Except the 24-hour "hotline" won't actually exist for a month or so, almost certainly after Election Day. And when it does go live, it'll be a pale imitation of the real thing.
You don't have to be a complete cynic to see this as at least partly a ploy to shore up support for the city's proposed half-cent sales tax increase, Measure U, on the Nov. 6 ballot.
The sequence of events is curious.
After costly misdeeds in the community development and utilities departments and three years after state law allowed local whistle-blower hotlines, the City Council agreed in March to establish one.
But it delayed until budget talks a decision on how much to spend.
City Auditor Jorge Oseguera said it would cost about $15,000 a year for a bare-bones hotline using existing staff, but warned that would slow investigations and other audits. It would cost about $220,000 a year for a full-fledged version with a new staffer to investigate tips.
He made it plain which one would be better for taxpayers. In a report to the council, he said that a survey of city employees had found that 56 percent had concerns about waste, fraud or abuse, but that a majority said they didn't report the problem, mostly out of fear of retaliation. Oseguera noted that even if only a few city employees are committing fraud, it could cost the city millions if they go undetected. He cited a widely used estimate that a typical organization loses 5 percent of its annual revenue to fraud. That would be more than $30 million a year for the city.
When the council approved the budget in June, however, it didn't set aside money in the auditor's office for a hotline.

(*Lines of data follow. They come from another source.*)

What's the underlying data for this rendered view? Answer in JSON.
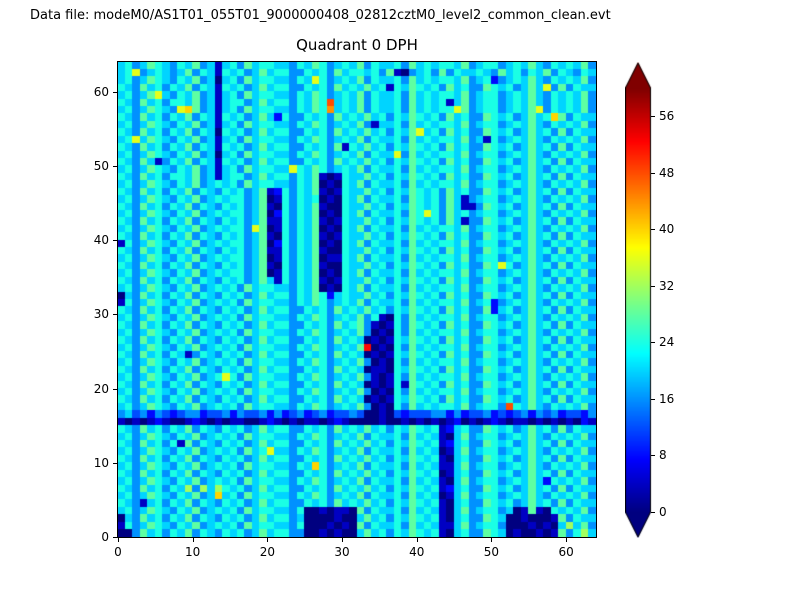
{
  "header": {
    "data_file_label": "Data file: modeM0/AS1T01_055T01_9000000408_02812cztM0_level2_common_clean.evt"
  },
  "chart_data": {
    "type": "heatmap",
    "title": "Quadrant 0 DPH",
    "xlabel": "",
    "ylabel": "",
    "x_range": [
      0,
      64
    ],
    "y_range": [
      0,
      64
    ],
    "x_ticks": [
      0,
      10,
      20,
      30,
      40,
      50,
      60
    ],
    "y_ticks": [
      0,
      10,
      20,
      30,
      40,
      50,
      60
    ],
    "colormap": "jet",
    "value_range": [
      0,
      60
    ],
    "colorbar": {
      "ticks": [
        0,
        8,
        16,
        24,
        32,
        40,
        48,
        56
      ],
      "extend": "both"
    },
    "grid_encoding": {
      "alphabet": "0123456789ABCDEF",
      "value_per_level": 4,
      "order": "rows_top_to_bottom",
      "note": "each char is one 1x1 detector cell; value = index(char) * 4 counts, estimated from pixel colors"
    },
    "rows_top_to_bottom": [
      "5645765465745156475665546576456574655647565665745664565754656574",
      "5694565457465165645756644656475665647104564746556547564657465465",
      "5645765465745056475665546596456574655647565665745624565754656574",
      "6547564657465165645756644656475657561657656475644765645759474655",
      "5645795465745156475665546576456574655647565665745664565754656574",
      "6547564665745156645756646576C56574655647565615745664565754656574",
      "564576549A745156475665546576B56574655647565669745664565794656574",
      "6547564657465165645752644656475657564657656475644765645756A74655",
      "5645765465745156475665546576456574155647565665745664565754656574",
      "6547564657465065645756644656475657564657956475644765645756474655",
      "5695765465745156475665546576456574655647565665745164565754656574",
      "6547564657465165645756644656471657564657656475644765645756474655",
      "5645765465745056475665546576456574655947565665745664565754656574",
      "6547514657465165645756644656475657564657656475644765645756474655",
      "5645765465745156475665596576456574655647565665745664565754656574",
      "6547564665745156645756646571016557564657656475644765645756474655",
      "5645765465745656475665546570106574655647565665745664565754656574",
      "6547564657465465645712646571016557564657656475644765645756474655",
      "5645765465745656645701646560106574655647656475145664565754656574",
      "6547564657465465645710646571006557564657656475114765645756474655",
      "5645765465745656645702646570106574655647696475645664565754656574",
      "6547564657465465645711646571016557564657656475144765645756474655",
      "5645765465745656649701646570106574655647565665745664565754656574",
      "6547564657465465645710646571016557564657656475644765645756474655",
      "1645765465745656645702646570106574655647565665745664565754656574",
      "6547564657465465645711646571006557564657656475644765645756474655",
      "5645765465745656645701646570116574655647565665745664565754656574",
      "6547564657465465645710646571006557564657656475644769645756474655",
      "5645765465745656645701646570106574655647565665745664565754656574",
      "6547564657465465645751646571016557564657656475644765645756474655",
      "5645765465745656475665546570106574655647565665745664565754656574",
      "0547564657465465645756646576256557564657656475644765645756474655",
      "1645765465745656475665546576456574655647565665745624565754656574",
      "6547564657465465645756644656475657564657656475644725645756474655",
      "5645765465745656475665546576456574610647565665745664565754656574",
      "6547564657465465645756644656475674101647656475644765645756474655",
      "5645765465745656475665546576456574010647565665745664565754656574",
      "6547564657465465645756644656475650101657656475644765645756474655",
      "564576546574565647566554657645657D010647565665745664565754656574",
      "6547564651465465645756644656475650101657656475644765645756474655",
      "5645765465745656475665546576456574010647565665745664565754656574",
      "6547564657465465645756644656475650110657656475644765645756474655",
      "5645765465745696475665546576456574101647565665745664565754656574",
      "6547564657465465645756644656475650101617656475644765645756474655",
      "5645765465745656475665546576456574010647565665745664565754656574",
      "6547564657465465645756644656475650101657656475644765645756474655",
      "5645765465745656475665546576456574010647565665745664C65754656574",
      "4534243234423342433424234234233430010323334424233423234243423324",
      "1010121001210101100121010110121000010010101012010121011010101021",
      "6547564657465465645756644656475657564657656125644765645756474655",
      "5645765465745656475665546576456574655647565105745664565754656574",
      "6547564617465465645756644656475657564657656125644765645756474655",
      "5645765465745656475695546576456574655647565015745664565754656574",
      "6547564657465465645756644656475657564657656105644765645756474655",
      "56457654657456564756655465A6456574655647565115745664565754656574",
      "6547564657465465645756644656475657564657656015644765645756474655",
      "5645765465745656475665546576456574655647565105745664565752656574",
      "6547564658485865645756644656475657564657656125644765645756474655",
      "5645765465745A56475665546576456574655647565015745664565754656574",
      "6541564657465465645756644656475657564657656105644765645756474655",
      "5645765465745656475665546001011074655647565105745664501710656574",
      "0547564657465465645756645000010057564657656105644765001000174655",
      "1645765465745656475665546000101074655647565115745664000101058574",
      "0047564657465465645756644001010057564657656105644765010010174685"
    ]
  }
}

After some opponents of Measure U started squawking, City Manager John Shirey told The Bee's editorial board in mid-September that the auditor had been advised that $17,000 was available for the whistle-blower program. In follow-up emails Friday, Shirey said that commitment was made in early June, and he insisted that the hotline has nothing to do with the sales tax campaign.
As many voters received their ballots in the mail this week, the city announced Thursday it had "launched" the hotline. While it will be next month before the city hires a private firm to run the hotline, tipsters can call the auditor's office. In the city news release, council members Steve Cohn and Kevin McCarty, who are leading the charge for the sales tax measure, promoted the hotline as a big step toward more accountability on spending.
If their intent is to reassure skeptical voters, their gambit may fall flat, even backfire.
Voters might remember instead that a majority of the council spent $205,000 to place on the ballot a half-baked measure for an elected charter review commission. That sum, plus the $17,000 allocated, would have been enough for a robust whistle-blower hotline.
Which would have been a wiser use of tax dollars? The answer is obvious.